Maybe Treasury Secretary Janet Yellen and Fed chief Jerome Powell have done just enough — for now — to temper consumer concerns about the state of the U.S. banking system.
Google Trends search data crunched by Goldman Sachs show that the large initial increase in the public focus on banks perceived to be under stress has cooled over the past week (chart below). Search trends related to bank withdrawals also initially increased amid the busts this month of Silicon Valley Bank (SIVB), Signature Bank (SBNY), and Credit Suisse (CS) but have since normalized.
Goldman goes on to add that broader economic confidence amid the rolling bank crisis has only experienced a moderate decline, as indicated by the investment bank’s GS Twitter Economic Sentiment Index.
Goldman’s chief economist Jan Hatzius says the data is an “encouraging sign.”
As consumer fear has pulled back a bit, bank stocks have caught a bid — particularly after Yellen promised further support for lenders if needed.
The KBW Bank ETF (KBWB) — which counts JPMorgan (JPM), Citigroup (C), and Bank of America (BAC) as its top three holdings — is up about 5% since last Friday’s close. The closely watched bank ETF is down 24% in March to date, per Yahoo Finance data.

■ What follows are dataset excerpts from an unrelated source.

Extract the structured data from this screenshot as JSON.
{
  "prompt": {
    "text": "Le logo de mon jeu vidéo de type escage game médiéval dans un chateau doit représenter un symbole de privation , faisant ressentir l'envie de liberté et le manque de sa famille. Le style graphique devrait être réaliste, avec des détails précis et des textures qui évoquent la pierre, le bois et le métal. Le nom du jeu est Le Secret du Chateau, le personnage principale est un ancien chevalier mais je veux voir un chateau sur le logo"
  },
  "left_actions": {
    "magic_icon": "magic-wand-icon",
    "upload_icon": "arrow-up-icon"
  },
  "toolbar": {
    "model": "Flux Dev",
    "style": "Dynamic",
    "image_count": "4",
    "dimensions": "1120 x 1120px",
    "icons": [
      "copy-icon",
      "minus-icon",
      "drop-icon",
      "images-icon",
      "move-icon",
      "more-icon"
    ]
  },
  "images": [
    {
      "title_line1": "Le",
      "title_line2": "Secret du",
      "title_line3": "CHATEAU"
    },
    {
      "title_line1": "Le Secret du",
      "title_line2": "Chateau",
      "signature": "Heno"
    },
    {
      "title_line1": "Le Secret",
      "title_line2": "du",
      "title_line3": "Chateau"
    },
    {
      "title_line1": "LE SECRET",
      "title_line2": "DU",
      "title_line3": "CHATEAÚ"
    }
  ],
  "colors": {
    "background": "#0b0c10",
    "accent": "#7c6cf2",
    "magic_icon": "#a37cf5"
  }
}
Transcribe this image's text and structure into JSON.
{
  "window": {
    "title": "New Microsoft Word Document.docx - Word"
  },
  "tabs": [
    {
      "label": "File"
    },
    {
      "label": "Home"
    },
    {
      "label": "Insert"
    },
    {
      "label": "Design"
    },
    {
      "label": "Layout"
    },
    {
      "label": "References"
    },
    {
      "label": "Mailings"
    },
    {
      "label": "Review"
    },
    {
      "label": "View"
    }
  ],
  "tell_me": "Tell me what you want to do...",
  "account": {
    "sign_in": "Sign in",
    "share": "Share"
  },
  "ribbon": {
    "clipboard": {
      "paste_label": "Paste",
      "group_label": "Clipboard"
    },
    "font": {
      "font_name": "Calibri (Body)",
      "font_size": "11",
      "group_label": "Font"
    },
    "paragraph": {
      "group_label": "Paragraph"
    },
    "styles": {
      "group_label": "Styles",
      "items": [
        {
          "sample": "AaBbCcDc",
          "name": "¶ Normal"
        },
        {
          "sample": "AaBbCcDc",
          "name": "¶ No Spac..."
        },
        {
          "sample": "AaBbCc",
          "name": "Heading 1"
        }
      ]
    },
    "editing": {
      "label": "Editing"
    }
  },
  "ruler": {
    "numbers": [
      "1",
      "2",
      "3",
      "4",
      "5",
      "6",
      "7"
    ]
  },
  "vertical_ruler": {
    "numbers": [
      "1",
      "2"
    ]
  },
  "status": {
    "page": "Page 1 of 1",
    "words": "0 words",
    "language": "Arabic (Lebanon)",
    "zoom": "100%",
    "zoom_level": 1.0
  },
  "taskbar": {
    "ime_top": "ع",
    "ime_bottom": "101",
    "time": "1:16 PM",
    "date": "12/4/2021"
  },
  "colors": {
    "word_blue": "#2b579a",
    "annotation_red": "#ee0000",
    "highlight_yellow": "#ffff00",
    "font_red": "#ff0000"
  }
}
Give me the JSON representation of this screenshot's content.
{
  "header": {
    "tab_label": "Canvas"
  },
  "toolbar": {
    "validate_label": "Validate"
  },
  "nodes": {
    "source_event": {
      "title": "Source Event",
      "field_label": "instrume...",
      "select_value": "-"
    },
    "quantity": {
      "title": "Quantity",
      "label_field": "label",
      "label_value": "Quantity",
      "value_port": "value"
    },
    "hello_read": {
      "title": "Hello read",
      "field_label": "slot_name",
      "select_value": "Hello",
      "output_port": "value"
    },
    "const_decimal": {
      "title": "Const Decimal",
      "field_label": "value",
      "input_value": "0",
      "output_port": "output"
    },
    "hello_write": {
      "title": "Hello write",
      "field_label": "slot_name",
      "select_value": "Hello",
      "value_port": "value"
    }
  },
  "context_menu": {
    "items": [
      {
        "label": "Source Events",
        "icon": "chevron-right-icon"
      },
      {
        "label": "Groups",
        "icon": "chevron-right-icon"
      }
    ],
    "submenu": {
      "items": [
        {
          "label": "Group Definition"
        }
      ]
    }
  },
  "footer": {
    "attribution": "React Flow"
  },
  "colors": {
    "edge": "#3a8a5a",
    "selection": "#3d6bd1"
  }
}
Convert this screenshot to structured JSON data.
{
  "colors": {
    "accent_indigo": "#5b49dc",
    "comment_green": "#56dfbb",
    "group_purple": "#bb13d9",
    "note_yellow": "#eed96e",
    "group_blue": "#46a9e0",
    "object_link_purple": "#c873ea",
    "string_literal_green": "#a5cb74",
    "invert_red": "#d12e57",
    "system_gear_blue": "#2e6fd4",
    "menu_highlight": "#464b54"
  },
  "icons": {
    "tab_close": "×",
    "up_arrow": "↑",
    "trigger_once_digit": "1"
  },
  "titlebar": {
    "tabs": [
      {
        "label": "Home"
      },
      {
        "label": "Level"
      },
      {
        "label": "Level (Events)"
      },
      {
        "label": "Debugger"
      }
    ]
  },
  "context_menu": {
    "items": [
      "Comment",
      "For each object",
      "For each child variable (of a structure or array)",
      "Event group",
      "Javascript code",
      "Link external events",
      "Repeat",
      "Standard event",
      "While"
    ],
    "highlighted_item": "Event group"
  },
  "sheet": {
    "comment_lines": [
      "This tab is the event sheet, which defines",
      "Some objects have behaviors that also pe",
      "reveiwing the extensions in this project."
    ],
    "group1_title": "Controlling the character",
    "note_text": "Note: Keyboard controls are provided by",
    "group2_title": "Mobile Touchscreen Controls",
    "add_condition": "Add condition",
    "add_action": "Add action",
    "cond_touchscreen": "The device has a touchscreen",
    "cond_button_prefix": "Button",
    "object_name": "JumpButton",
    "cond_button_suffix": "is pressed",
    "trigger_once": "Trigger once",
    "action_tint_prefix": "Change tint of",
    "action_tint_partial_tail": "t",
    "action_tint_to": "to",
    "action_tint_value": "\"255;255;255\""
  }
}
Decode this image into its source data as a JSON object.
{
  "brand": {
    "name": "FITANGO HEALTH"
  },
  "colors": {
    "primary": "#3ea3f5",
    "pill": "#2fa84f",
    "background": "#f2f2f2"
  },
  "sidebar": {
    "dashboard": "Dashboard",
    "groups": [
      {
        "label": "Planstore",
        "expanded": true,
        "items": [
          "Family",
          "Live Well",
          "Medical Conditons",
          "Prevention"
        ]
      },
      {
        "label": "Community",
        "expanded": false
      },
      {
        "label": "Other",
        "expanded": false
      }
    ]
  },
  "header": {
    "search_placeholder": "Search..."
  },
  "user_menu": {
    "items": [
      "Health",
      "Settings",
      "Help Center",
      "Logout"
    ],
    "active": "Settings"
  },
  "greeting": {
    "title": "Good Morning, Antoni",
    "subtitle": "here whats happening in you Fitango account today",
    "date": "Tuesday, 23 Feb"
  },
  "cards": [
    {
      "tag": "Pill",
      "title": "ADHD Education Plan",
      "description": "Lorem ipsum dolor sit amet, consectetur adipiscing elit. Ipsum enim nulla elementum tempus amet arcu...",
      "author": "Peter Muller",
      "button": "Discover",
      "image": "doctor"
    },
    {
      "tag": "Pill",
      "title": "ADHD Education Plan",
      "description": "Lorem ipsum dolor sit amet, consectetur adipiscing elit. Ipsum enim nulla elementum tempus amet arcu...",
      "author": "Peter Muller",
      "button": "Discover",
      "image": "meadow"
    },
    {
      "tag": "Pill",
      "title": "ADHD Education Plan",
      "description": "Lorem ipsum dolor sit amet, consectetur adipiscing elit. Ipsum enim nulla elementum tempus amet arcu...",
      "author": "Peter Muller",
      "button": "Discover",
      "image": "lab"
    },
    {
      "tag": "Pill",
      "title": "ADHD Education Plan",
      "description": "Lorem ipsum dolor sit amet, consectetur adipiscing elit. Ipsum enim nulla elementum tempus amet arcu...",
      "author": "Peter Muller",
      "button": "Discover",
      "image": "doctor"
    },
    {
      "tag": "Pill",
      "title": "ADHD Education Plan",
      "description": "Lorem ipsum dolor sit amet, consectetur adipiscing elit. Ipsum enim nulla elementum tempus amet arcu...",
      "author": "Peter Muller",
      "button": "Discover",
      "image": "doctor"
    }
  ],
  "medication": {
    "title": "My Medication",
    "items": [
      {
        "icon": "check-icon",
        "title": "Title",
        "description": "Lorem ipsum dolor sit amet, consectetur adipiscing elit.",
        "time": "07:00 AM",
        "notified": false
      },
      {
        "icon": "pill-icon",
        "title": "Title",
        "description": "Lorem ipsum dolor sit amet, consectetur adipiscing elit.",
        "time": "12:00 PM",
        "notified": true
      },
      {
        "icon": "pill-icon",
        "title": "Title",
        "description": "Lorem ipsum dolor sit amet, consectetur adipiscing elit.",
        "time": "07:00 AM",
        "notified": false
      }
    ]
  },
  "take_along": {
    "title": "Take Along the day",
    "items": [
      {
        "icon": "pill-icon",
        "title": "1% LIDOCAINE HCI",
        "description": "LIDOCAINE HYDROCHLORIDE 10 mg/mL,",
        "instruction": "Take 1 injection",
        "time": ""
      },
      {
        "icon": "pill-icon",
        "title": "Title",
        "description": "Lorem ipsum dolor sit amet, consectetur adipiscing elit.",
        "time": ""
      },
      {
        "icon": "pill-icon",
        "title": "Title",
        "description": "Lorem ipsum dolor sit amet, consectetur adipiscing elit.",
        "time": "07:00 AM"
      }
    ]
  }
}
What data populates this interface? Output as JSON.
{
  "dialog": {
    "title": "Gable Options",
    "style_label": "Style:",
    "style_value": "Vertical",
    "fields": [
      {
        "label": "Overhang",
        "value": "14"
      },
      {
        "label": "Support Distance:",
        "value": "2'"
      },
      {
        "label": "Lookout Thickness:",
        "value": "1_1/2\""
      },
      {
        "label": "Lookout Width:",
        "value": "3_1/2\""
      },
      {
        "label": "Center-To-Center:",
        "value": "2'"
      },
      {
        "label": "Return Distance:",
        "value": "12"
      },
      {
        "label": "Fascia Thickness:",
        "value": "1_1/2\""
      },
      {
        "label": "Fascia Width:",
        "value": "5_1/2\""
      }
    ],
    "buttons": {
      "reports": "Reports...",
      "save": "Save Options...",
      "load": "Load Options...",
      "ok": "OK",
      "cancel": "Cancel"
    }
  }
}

“U.S. large cap banks are cheap enough to own here, but the Fed’s stress test and CCAR process this June could pose a risk if regulators decide these firms should bolster their capital positions by cutting/merely maintaining dividends and stock repurchases,” DataTrek co-founder Nicholas Colas explained on the push higher on bank names this week. “This outcome is not our own base case, but recent bank failures may spur regulators to be more cautious than they would otherwise have been.”